The author of the Stockholm Noir trilogy (Life Deluxe, 2014, etc.) uses a violent but enigmatic crime scene as the entrée to layer upon layer of criminal intrigue, past, present, and future.
It’s only natural to assume that the young man found bloodied and comatose behind the wheel of the car outside a house on a Stockholm island has killed the even bloodier and more inert man inside. But nothing else about the crime is obvious. It’s impossible to tell who the dead man is. It’s impossible to question the suspect, Benjamin Emanuelsson, who revives just enough to request Emelie Jansson as his attorney.
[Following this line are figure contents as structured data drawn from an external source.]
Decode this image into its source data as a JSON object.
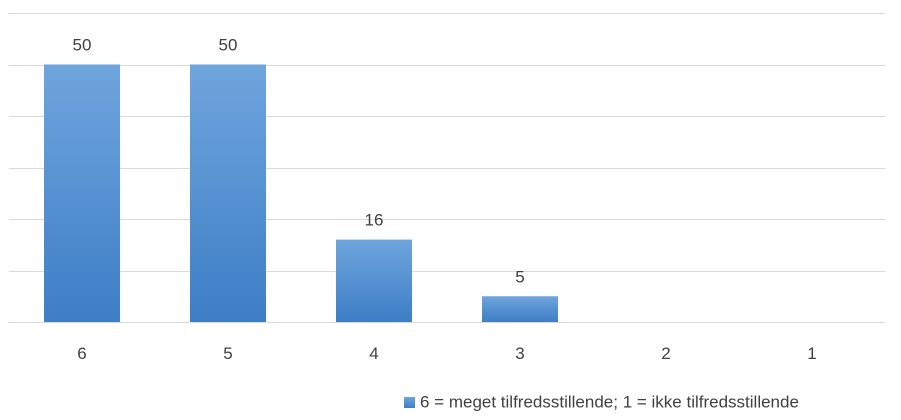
{
  "chart_data": {
    "type": "bar",
    "categories": [
      "6",
      "5",
      "4",
      "3",
      "2",
      "1"
    ],
    "values": [
      50,
      50,
      16,
      5,
      null,
      null
    ],
    "data_labels": [
      "50",
      "50",
      "16",
      "5",
      "",
      ""
    ],
    "series": [
      {
        "name": "6 = meget tilfredsstillende; 1 = ikke tilfredsstillende",
        "values": [
          50,
          50,
          16,
          5,
          null,
          null
        ]
      }
    ],
    "ylim": [
      0,
      60
    ],
    "grid": true,
    "legend": "bottom",
    "title": "",
    "xlabel": "",
    "ylabel": "",
    "colors": {
      "bar_top": "#6fa5dd",
      "bar_bottom": "#3d7ec6",
      "grid": "#d9d9d9",
      "text": "#404040"
    }
  }
}
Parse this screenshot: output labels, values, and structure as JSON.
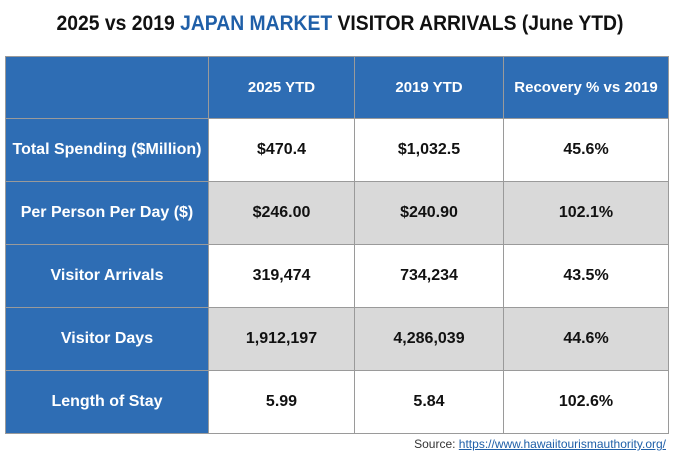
{
  "title": {
    "prefix": "2025 vs 2019 ",
    "highlight": "JAPAN MARKET",
    "suffix": " VISITOR ARRIVALS (June YTD)",
    "highlight_color": "#1f5fa8"
  },
  "table": {
    "headers": [
      "2025 YTD",
      "2019 YTD",
      "Recovery % vs 2019"
    ],
    "rows": [
      {
        "label": "Total Spending ($Million)",
        "values": [
          "$470.4",
          "$1,032.5",
          "45.6%"
        ]
      },
      {
        "label": "Per Person Per Day ($)",
        "values": [
          "$246.00",
          "$240.90",
          "102.1%"
        ]
      },
      {
        "label": "Visitor Arrivals",
        "values": [
          "319,474",
          "734,234",
          "43.5%"
        ]
      },
      {
        "label": "Visitor Days",
        "values": [
          "1,912,197",
          "4,286,039",
          "44.6%"
        ]
      },
      {
        "label": "Length of Stay",
        "values": [
          "5.99",
          "5.84",
          "102.6%"
        ]
      }
    ],
    "header_bg": "#2e6db4",
    "alt_row_bg": "#d9d9d9"
  },
  "source": {
    "prefix": "Source: ",
    "link_text": "https://www.hawaiitourismauthority.org/"
  }
}
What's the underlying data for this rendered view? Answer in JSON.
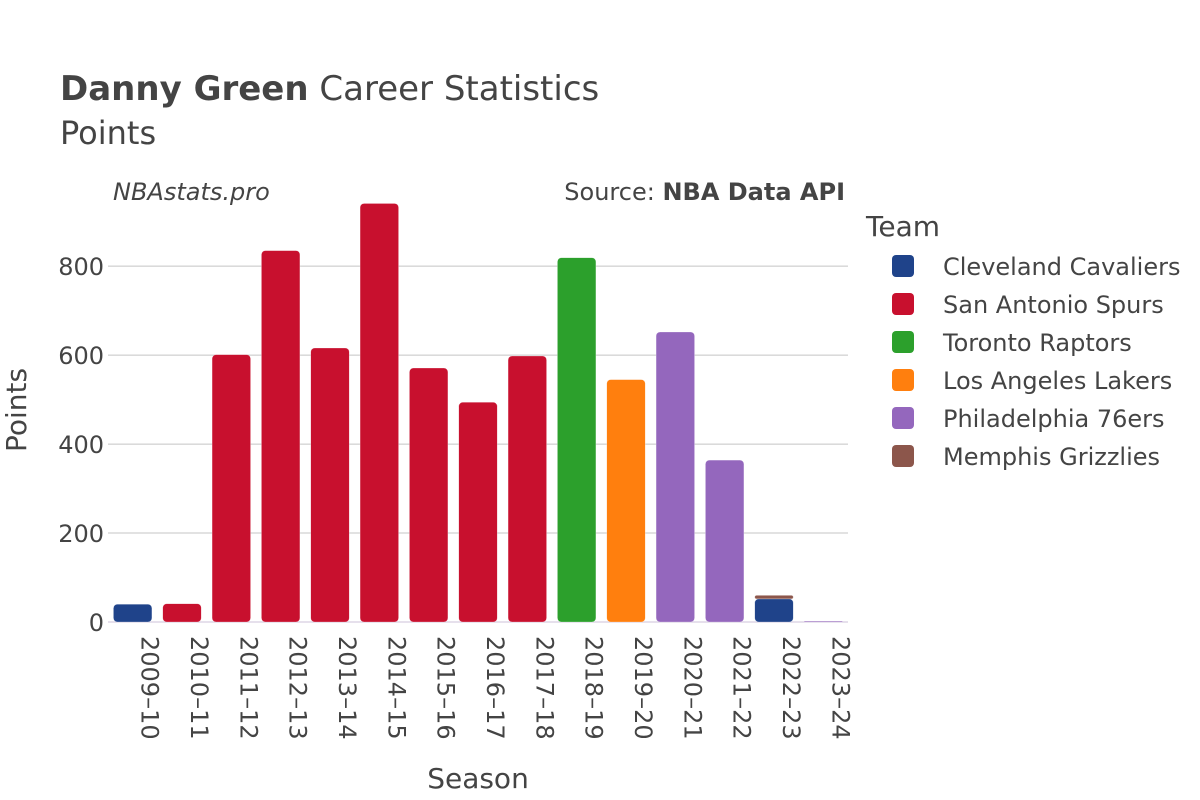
{
  "header": {
    "title_bold": "Danny Green",
    "title_rest": " Career Statistics",
    "subtitle": "Points",
    "watermark": "NBAstats.pro",
    "source_prefix": "Source: ",
    "source_name": "NBA Data API"
  },
  "legend": {
    "title": "Team",
    "items": [
      {
        "name": "Cleveland Cavaliers",
        "color": "#1f438a"
      },
      {
        "name": "San Antonio Spurs",
        "color": "#c8102e"
      },
      {
        "name": "Toronto Raptors",
        "color": "#2ca02c"
      },
      {
        "name": "Los Angeles Lakers",
        "color": "#ff7f0e"
      },
      {
        "name": "Philadelphia 76ers",
        "color": "#9467bd"
      },
      {
        "name": "Memphis Grizzlies",
        "color": "#8c564b"
      }
    ]
  },
  "chart_data": {
    "type": "bar",
    "stacked": true,
    "title": "Danny Green Career Statistics",
    "subtitle": "Points",
    "xlabel": "Season",
    "ylabel": "Points",
    "ylim": [
      0,
      960
    ],
    "yticks": [
      0,
      200,
      400,
      600,
      800
    ],
    "grid": true,
    "legend_position": "right",
    "categories": [
      "2009–10",
      "2010–11",
      "2011–12",
      "2012–13",
      "2013–14",
      "2014–15",
      "2015–16",
      "2016–17",
      "2017–18",
      "2018–19",
      "2019–20",
      "2020–21",
      "2021–22",
      "2022–23",
      "2023–24"
    ],
    "series": [
      {
        "name": "Cleveland Cavaliers",
        "values": [
          40,
          0,
          0,
          0,
          0,
          0,
          0,
          0,
          0,
          0,
          0,
          0,
          0,
          52,
          0
        ]
      },
      {
        "name": "San Antonio Spurs",
        "values": [
          0,
          41,
          601,
          835,
          616,
          941,
          571,
          494,
          598,
          0,
          0,
          0,
          0,
          0,
          0
        ]
      },
      {
        "name": "Toronto Raptors",
        "values": [
          0,
          0,
          0,
          0,
          0,
          0,
          0,
          0,
          0,
          819,
          0,
          0,
          0,
          0,
          0
        ]
      },
      {
        "name": "Los Angeles Lakers",
        "values": [
          0,
          0,
          0,
          0,
          0,
          0,
          0,
          0,
          0,
          0,
          545,
          0,
          0,
          0,
          0
        ]
      },
      {
        "name": "Philadelphia 76ers",
        "values": [
          0,
          0,
          0,
          0,
          0,
          0,
          0,
          0,
          0,
          0,
          0,
          652,
          364,
          0,
          2
        ]
      },
      {
        "name": "Memphis Grizzlies",
        "values": [
          0,
          0,
          0,
          0,
          0,
          0,
          0,
          0,
          0,
          0,
          0,
          0,
          0,
          8,
          0
        ]
      }
    ]
  }
}
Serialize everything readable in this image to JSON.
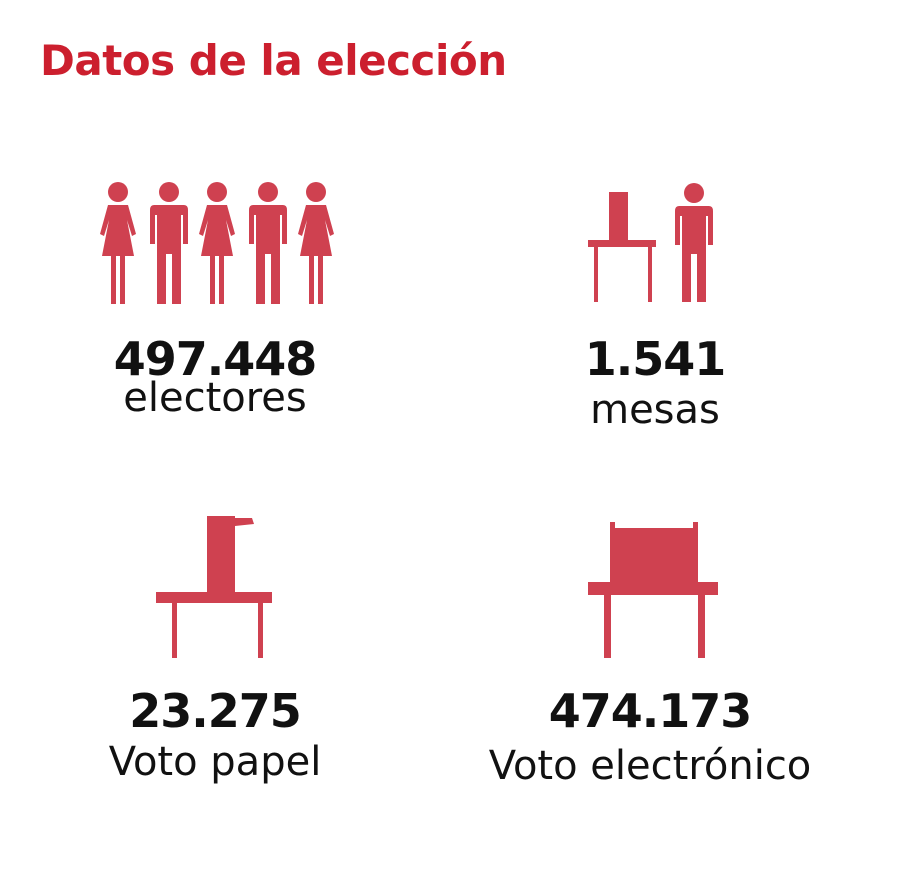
{
  "title": "Datos de la elección",
  "colors": {
    "title": "#cc1f2e",
    "icon": "#cf4150",
    "text": "#111111"
  },
  "stats": [
    {
      "value": "497.448",
      "label": "electores",
      "icon": "people-group-icon"
    },
    {
      "value": "1.541",
      "label": "mesas",
      "icon": "table-chair-person-icon"
    },
    {
      "value": "23.275",
      "label": "Voto papel",
      "icon": "ballot-box-table-icon"
    },
    {
      "value": "474.173",
      "label": "Voto electrónico",
      "icon": "electronic-voting-machine-icon"
    }
  ]
}
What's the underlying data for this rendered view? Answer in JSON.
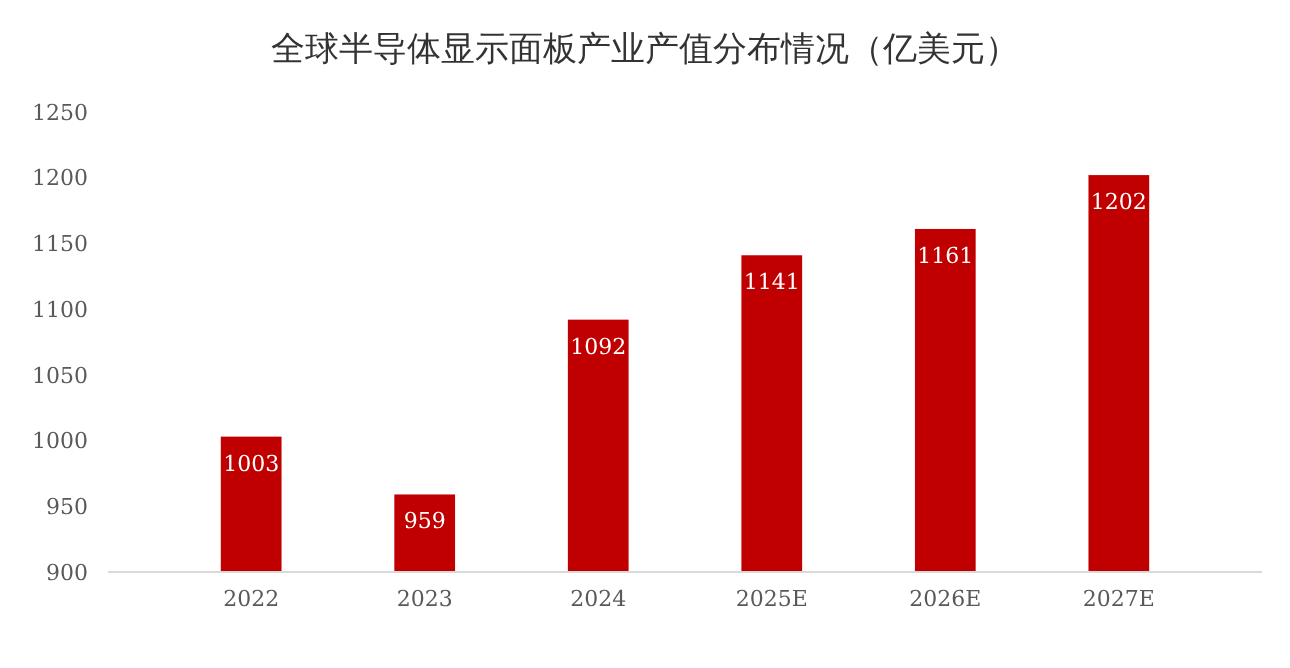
{
  "chart_data": {
    "type": "bar",
    "title": "全球半导体显示面板产业产值分布情况（亿美元）",
    "categories": [
      "2022",
      "2023",
      "2024",
      "2025E",
      "2026E",
      "2027E"
    ],
    "values": [
      1003,
      959,
      1092,
      1141,
      1161,
      1202
    ],
    "color": "#c00000",
    "ylim": [
      900,
      1250
    ],
    "yticks": [
      900,
      950,
      1000,
      1050,
      1100,
      1150,
      1200,
      1250
    ],
    "data_labels": true,
    "grid": false
  }
}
It’s impossible to tell why Benjamin would be so intent on engaging this particular novice, who’s just barely passed the bar and whose white-shoe firm is dead-set against her involvement. And although it seems obvious that the killing has some connection to the 2006 abduction of Benjamin’s father, Mats, for which Najdan "Teddy" Maksumic served eight years in prison before his release, it’s impossible to tell what that connection is or why Teddy, who refuses to talk, kidnapped Mats in the first place or why Mats, rescued by the police after five hellish days and eventually turned into a confidential informant, leaped midsea from the ferry to Finland four years later. About the only clear rules the characters observe are those of the criminal syndicate (“Emanuelsson, Petrovic & Co., Fraud Services—We move, launder, and reinvest”) that lurks beneath the present-day mayhem and the injunction that whatever happens, no matter who leans on you or what they threaten, you never, ever abandon your friends—or, if you’re a lawyer, your clients.
A murky, repetitious, grueling dip into a sink of iniquity as immersive as a weeklong Berlitz seminar in crime that turns out to be a paean to loyalty in all its improbable guises.